At what is Afghanistan's main military training centre, the staggering sums and commitment that Nato, and most of all the US, have ploughed into this mission are abundantly evident.
"The difference is astronomical," marvelled Canadian Major Carl Bennett as he swept his arm across a sprawling compound of training fields laced with roads plied by a constant flow of new military hardware.
"There was nothing here a few years ago."
But when I ask one young Afghan guard about the US military, he blurts a dismissive insult: "kafirs!" (infidels).
Moments later, he added: "There was more respect years ago. Our Afghan leaders also need to do more to build trust."
More than a decade since the Taliban was ousted and Western allies embraced a new relationship with Afghanistan, searching questions are being asked about why this partnership is still marked by so many mishaps and misunderstandings.
At a popular cafe reputed to offer "the best coffee in Kabul" even Afghans who have been able to benefit from Western scholarships and salaries are perplexed.
"It is difficult to digest and understand how, after so many years of engagement, the international community still doesn't realise what Afghans are sensitive about," remarked Suleman Fatimi who has worked both in government and the private sector.

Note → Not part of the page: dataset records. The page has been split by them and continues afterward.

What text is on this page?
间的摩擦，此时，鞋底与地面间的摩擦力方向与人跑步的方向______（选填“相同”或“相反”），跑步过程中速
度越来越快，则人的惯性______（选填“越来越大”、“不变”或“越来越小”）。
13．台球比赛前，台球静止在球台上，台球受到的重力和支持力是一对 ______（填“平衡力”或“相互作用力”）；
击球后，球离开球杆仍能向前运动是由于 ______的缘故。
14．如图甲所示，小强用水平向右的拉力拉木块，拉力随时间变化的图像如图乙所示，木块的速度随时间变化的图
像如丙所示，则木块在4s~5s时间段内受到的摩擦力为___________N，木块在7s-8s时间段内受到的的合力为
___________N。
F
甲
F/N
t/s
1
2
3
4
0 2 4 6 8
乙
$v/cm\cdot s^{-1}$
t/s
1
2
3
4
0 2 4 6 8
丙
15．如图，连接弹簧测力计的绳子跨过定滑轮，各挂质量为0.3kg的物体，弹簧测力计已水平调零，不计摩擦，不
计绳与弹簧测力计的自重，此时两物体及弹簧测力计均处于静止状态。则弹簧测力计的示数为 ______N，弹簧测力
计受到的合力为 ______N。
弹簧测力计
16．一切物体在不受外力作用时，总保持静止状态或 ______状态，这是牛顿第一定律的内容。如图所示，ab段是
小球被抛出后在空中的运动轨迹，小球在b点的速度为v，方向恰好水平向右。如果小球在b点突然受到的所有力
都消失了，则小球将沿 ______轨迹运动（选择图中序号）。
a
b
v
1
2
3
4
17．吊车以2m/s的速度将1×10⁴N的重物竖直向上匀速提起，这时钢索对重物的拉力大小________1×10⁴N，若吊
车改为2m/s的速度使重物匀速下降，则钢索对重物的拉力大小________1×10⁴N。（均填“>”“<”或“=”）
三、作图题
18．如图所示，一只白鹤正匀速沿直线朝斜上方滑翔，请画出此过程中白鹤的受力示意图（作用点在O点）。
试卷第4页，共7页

He cited the recent inadvertent burning of the Koran at a US military base as a glaring example.
"We had all hoped for a smooth road until 2014," added Waheed Omer, a former Afghan presidential aide.
"Every incident," he regretted, "takes the ground from under those of us who would like to see a long-term strategic partnership."
Afghans have a wide range of concerns about this end-game that are not just about military engagement.
Some are more worried about what is certain to be a messy presidential election also set for 2014. The last contest was marred by allegations of fraud and Western meddling, and speculation is already growing over whether President Karzai will keep his pledge to stand down.
Others are focused on ensuring badly needed civilian aid does not dry up, too.
"The Afghan government is just focusing on survival now," remarked one Western aid official who has spent years in the region. "They're trying to get as much as they can from the international community before the pull out."
And there is growing concern about widespread corruption.
At the Afghan parliament, outspoken MP Ramazon Bashardost declared: "We still need financial and military support. President Karzai couldn't even afford to buy tea for the palace without foreign money!"
Dressed in a white tunic trimmed with the colours of the Afghan Flag, he exclaimed: "The foreigners can stay 100 years if they meet the needs of the Afghan people instead of corrupt warlords."
For now, everyone is just trying to make it through the next two years. They could make all the difference between something which could be called a success, and an utter failure.
"We're in the end game," affirmed Major Bennett", "but I guarantee you that if we pull out now, we will be back here in 20 years, starting all over from scratch."